Of course, it may be that the answers to these deliberate questions resemble the ones found in default definition. For example, faithfulness may be an important value to you in romantic relationships, or you may believe that formal schooling is the best way to study what you want to learn. I personally went back to university to study how the brain works because I believed that working alongside neuroscientists would help me learn better and faster.

The aim of deliberate questions is not to turn your life upside down. It’s to have a more mindful approach to your goals in life.

A bottom-up approach to life

Default definitions are not inherently bad — you just want to get rid of their “default” aspect and make your answers deliberate instead.

It may be that you decide to pursue what is considered a conventional career path because stability is important to you — maybe you have other projects with higher levels of uncertainty, or maybe you need to take care of a loved one. It may be that you do want to buy a house, not because it is a commonly accepted marker of success, but because you are genuinely excited to build a home for yourself and your family.

It may be that building wealth is indeed a fundamental factor in your definition of success. Think about the founder of Patagonia, who gave the business away to an environmental trust and non-profit. Patagonia continues to produce outdoor clothing and camping supplies, but now all profits will go to organizations to fight the climate crisis. This would have not been possible if the business wasn’t successful in the first place.

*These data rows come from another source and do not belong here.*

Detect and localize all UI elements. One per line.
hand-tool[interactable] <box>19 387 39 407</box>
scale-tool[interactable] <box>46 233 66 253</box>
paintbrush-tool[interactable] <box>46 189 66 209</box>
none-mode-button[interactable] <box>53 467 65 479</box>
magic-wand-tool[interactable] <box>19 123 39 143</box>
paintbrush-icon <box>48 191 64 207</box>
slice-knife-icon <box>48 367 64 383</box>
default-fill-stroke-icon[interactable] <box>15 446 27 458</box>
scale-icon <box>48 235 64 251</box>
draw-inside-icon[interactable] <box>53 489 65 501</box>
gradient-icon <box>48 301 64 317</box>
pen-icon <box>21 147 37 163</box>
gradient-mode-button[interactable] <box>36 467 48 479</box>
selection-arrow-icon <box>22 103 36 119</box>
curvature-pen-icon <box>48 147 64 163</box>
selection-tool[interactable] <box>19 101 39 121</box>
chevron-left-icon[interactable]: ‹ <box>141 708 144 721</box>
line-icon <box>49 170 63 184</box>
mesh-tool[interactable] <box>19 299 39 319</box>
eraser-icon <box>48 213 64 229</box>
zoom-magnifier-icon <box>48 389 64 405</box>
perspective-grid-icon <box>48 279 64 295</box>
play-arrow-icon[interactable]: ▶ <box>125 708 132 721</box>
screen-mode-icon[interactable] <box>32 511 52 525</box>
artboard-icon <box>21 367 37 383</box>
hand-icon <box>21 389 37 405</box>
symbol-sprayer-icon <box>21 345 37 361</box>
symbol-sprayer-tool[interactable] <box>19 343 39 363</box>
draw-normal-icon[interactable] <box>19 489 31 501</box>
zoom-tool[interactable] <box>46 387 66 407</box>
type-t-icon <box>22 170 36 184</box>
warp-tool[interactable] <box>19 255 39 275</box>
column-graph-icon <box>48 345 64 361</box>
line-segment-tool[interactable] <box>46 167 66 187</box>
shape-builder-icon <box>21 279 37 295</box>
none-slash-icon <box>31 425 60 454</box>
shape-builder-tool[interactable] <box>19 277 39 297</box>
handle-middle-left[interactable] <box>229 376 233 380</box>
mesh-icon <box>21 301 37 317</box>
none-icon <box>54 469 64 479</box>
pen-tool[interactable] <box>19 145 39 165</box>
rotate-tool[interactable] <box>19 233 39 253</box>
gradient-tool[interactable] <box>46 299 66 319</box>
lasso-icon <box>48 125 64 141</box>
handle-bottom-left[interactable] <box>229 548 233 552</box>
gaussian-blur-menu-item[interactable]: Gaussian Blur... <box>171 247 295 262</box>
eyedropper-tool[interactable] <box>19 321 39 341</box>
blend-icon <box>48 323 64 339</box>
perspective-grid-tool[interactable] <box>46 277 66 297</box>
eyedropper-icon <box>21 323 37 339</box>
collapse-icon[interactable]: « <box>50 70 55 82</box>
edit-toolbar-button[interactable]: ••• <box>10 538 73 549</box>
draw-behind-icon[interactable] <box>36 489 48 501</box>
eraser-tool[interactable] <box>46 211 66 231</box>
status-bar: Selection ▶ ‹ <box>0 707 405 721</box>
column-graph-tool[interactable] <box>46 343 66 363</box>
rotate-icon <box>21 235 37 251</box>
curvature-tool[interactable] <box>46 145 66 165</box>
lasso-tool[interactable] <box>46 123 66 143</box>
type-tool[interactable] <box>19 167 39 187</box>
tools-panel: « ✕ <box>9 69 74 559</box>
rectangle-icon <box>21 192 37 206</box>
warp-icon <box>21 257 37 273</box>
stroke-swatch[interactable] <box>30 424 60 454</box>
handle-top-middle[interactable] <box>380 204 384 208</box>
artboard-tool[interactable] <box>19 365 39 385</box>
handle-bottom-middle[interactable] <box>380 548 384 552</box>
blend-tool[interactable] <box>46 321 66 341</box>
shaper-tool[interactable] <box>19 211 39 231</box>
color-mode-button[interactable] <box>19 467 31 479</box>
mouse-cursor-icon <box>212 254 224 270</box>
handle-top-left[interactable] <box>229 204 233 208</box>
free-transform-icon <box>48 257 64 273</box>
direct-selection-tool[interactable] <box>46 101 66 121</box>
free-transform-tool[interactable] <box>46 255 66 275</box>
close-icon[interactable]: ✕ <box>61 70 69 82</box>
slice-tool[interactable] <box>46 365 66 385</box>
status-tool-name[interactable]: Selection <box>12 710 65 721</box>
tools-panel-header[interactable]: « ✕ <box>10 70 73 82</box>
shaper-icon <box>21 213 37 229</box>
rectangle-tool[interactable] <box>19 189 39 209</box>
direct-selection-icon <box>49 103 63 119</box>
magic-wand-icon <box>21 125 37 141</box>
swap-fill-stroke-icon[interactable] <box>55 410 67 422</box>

Equally, you may discover that you don’t want to stay in the same city where you grew up, and that you would like to explore the world for a while. You may realize that the career you have been pursuing is not the one that truly excites you. Asking these deliberate questions may open the door to new ideas and directions for your life.

Whatever the answers you find, what matters is that these are now bottom-up definitions you have deliberately crafted for yourself. As Terry Pratchett said: “World building from the bottom up, to use a happy phrase, is more fruitful than world building from top-down.” Because the world is changing and so are we, we can play with the rules and decide what really matters to us.